Potencjał Korolkovej po raz pierwszy zauważył słynny reżyser Mark Osepyan - zaprosił Giennadija do filmu „Trzy dni Wiktora Czernyszewa” (1967). Fabuła filmu nie była łatwa, rola pracującego faceta, który mieszkał na styku dwóch epok, była również trudna, ale Korolkov zrobił to doskonale - debiut był sukcesem. Co więcej - film stał się ikoną w radzieckim kinie.
Korolkov rozpoczął nowe życie: otrzymał od fanów paczki listów i podpisał autografy na ulicy.
Jednocześnie nastąpiły zmiany w karierze teatralnej: został przyjęty do trupy teatru.
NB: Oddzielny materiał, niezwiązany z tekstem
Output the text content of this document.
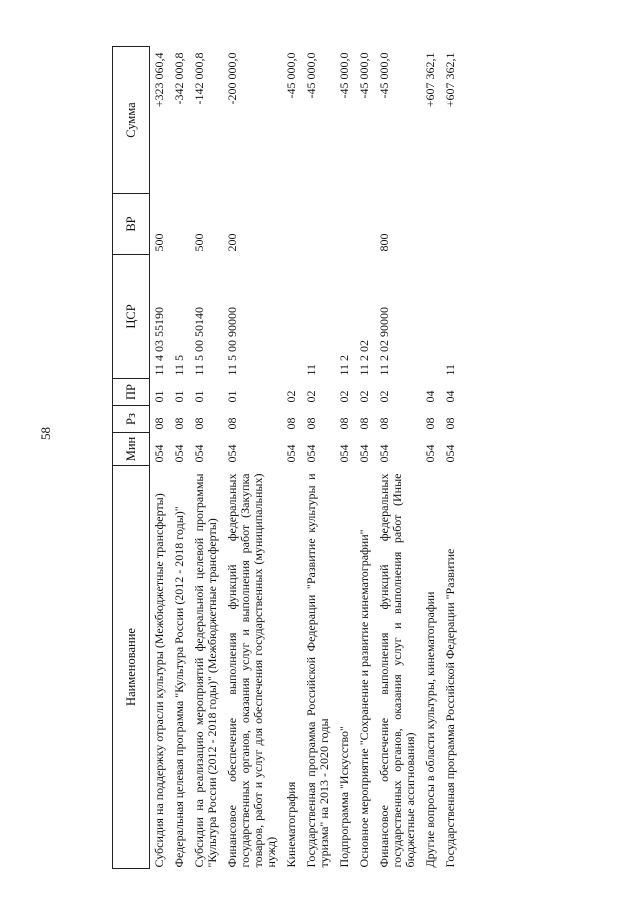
58
Наименование	Мин	Рз	ПР	ЦСР	ВР	Сумма
Субсидия на поддержку отрасли культуры (Межбюджетные трансферты)	054	08	01	11 4 03 55190	500	+323 060,4
Федеральная целевая программа "Культура России (2012 - 2018 годы)"	054	08	01	11 5		-342 000,8
Субсидии на реализацию мероприятий федеральной целевой программы "Культура России (2012 - 2018 годы)" (Межбюджетные трансферты)	054	08	01	11 5 00 50140	500	-142 000,8
Финансовое обеспечение выполнения функций федеральных государственных органов, оказания услуг и выполнения работ (Закупка товаров, работ и услуг для обеспечения государственных (муниципальных) нужд)	054	08	01	11 5 00 90000	200	-200 000,0
Кинематография	054	08	02			-45 000,0
Государственная программа Российской Федерации "Развитие культуры и туризма" на 2013 - 2020 годы	054	08	02	11		-45 000,0
Подпрограмма "Искусство"	054	08	02	11 2		-45 000,0
Основное мероприятие "Сохранение и развитие кинематографии"	054	08	02	11 2 02		-45 000,0
Финансовое обеспечение выполнения функций федеральных государственных органов, оказания услуг и выполнения работ (Иные бюджетные ассигнования)	054	08	02	11 2 02 90000	800	-45 000,0
Другие вопросы в области культуры, кинематографии	054	08	04			+607 362,1
Государственная программа Российской Федерации "Развитие	054	08	04	11		+607 362,1
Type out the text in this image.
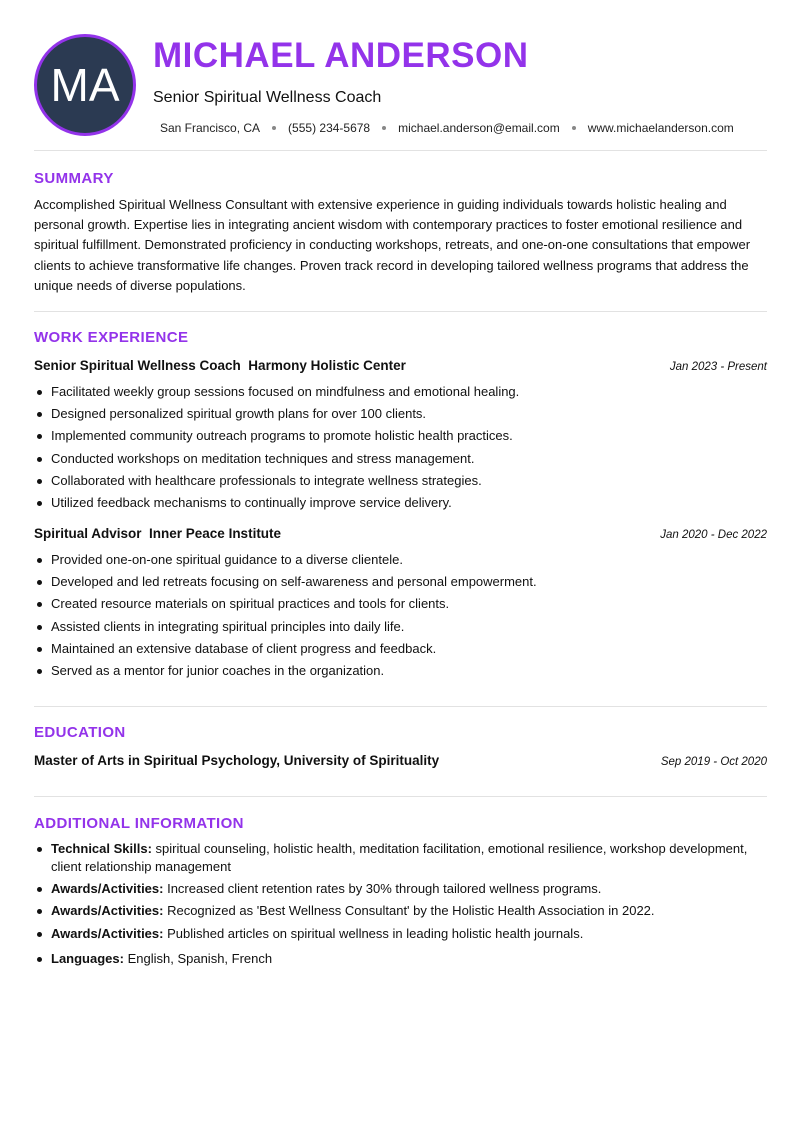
MA
MICHAEL ANDERSON
Senior Spiritual Wellness Coach
San Francisco, CA (555) 234-5678 michael.anderson@email.com www.michaelanderson.com
SUMMARY

Accomplished Spiritual Wellness Consultant with extensive experience in guiding individuals towards holistic healing and personal growth. Expertise lies in integrating ancient wisdom with contemporary practices to foster emotional resilience and spiritual fulfillment. Demonstrated proficiency in conducting workshops, retreats, and one-on-one consultations that empower clients to achieve transformative life changes. Proven track record in developing tailored wellness programs that address the unique needs of diverse populations.

WORK EXPERIENCE
Senior Spiritual Wellness Coach  Harmony Holistic Center	Jan 2023 - Present
Facilitated weekly group sessions focused on mindfulness and emotional healing.
Designed personalized spiritual growth plans for over 100 clients.
Implemented community outreach programs to promote holistic health practices.
Conducted workshops on meditation techniques and stress management.
Collaborated with healthcare professionals to integrate wellness strategies.
Utilized feedback mechanisms to continually improve service delivery.
Spiritual Advisor  Inner Peace Institute	Jan 2020 - Dec 2022
Provided one-on-one spiritual guidance to a diverse clientele.
Developed and led retreats focusing on self-awareness and personal empowerment.
Created resource materials on spiritual practices and tools for clients.
Assisted clients in integrating spiritual principles into daily life.
Maintained an extensive database of client progress and feedback.
Served as a mentor for junior coaches in the organization.
EDUCATION
Master of Arts in Spiritual Psychology, University of Spirituality	Sep 2019 - Oct 2020
ADDITIONAL INFORMATION
Technical Skills: spiritual counseling, holistic health, meditation facilitation, emotional resilience, workshop development, client relationship management
Awards/Activities: Increased client retention rates by 30% through tailored wellness programs.
Awards/Activities: Recognized as 'Best Wellness Consultant' by the Holistic Health Association in 2022.
Awards/Activities: Published articles on spiritual wellness in leading holistic health journals.
Languages: English, Spanish, French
Majakowski. Pięć lat w teatrze było bardzo udanych, ale potem nastąpił skandal. Przyjaciel Korolkova, Jewgienij Leonow, opuścił teatr, a on opuścił go solidarnie, ulegając emocjom.
Następnie Giennadij Anatoljewicz pracował przez dwa lata w teatrze Lenkom, z którego również wyjechał, a także ze skandalem. Potem zaczęła się czarna smuga w jego życiu. Dołączył do trupy Teatru Aktora Filmowego, ale zamknął się w trudnych latach 90.
Następnie Korolkov poszedł do pracy jako pracownik szatni, nie mówiąc o tym swoim krewnym. Ciężko przeżywał ten okres.
Historię tę można zobaczyć w filmie Galiny Dolmatovskiej „Gdzie go widziałem?”, Który nakręciła w połowie lat 90. Ten film zachęcił społeczeństwo do stworzenia funduszy, które pomogą aktorom filmowym i teatralnym.
Kariera filmowa
Przed pojawieniem się czarnego paska w życiu Korolkov zagrał w prawie sześćdziesięciu filmach różnych gatunków: kryminałów, filmów przygodowych, filmów akcji. Jednym z najbardziej imponujących bojowników jest film „Inn on Pyatnitskaya”. Zasadniczo Korolkov otrzymał role prawdziwych mężczyzn: śledczych, śledczych, oficerów bezpieczeństwa. Jego nazwisko w napisach z góry gwarantowało sukces filmu.
Ponadto wybrał role, a jedną z najbardziej udanych można uznać za jego pracę w serialu „Granica państwowa”, melodramacie „Alyosha”, filmie przygodowym „Ponieważ kocham”.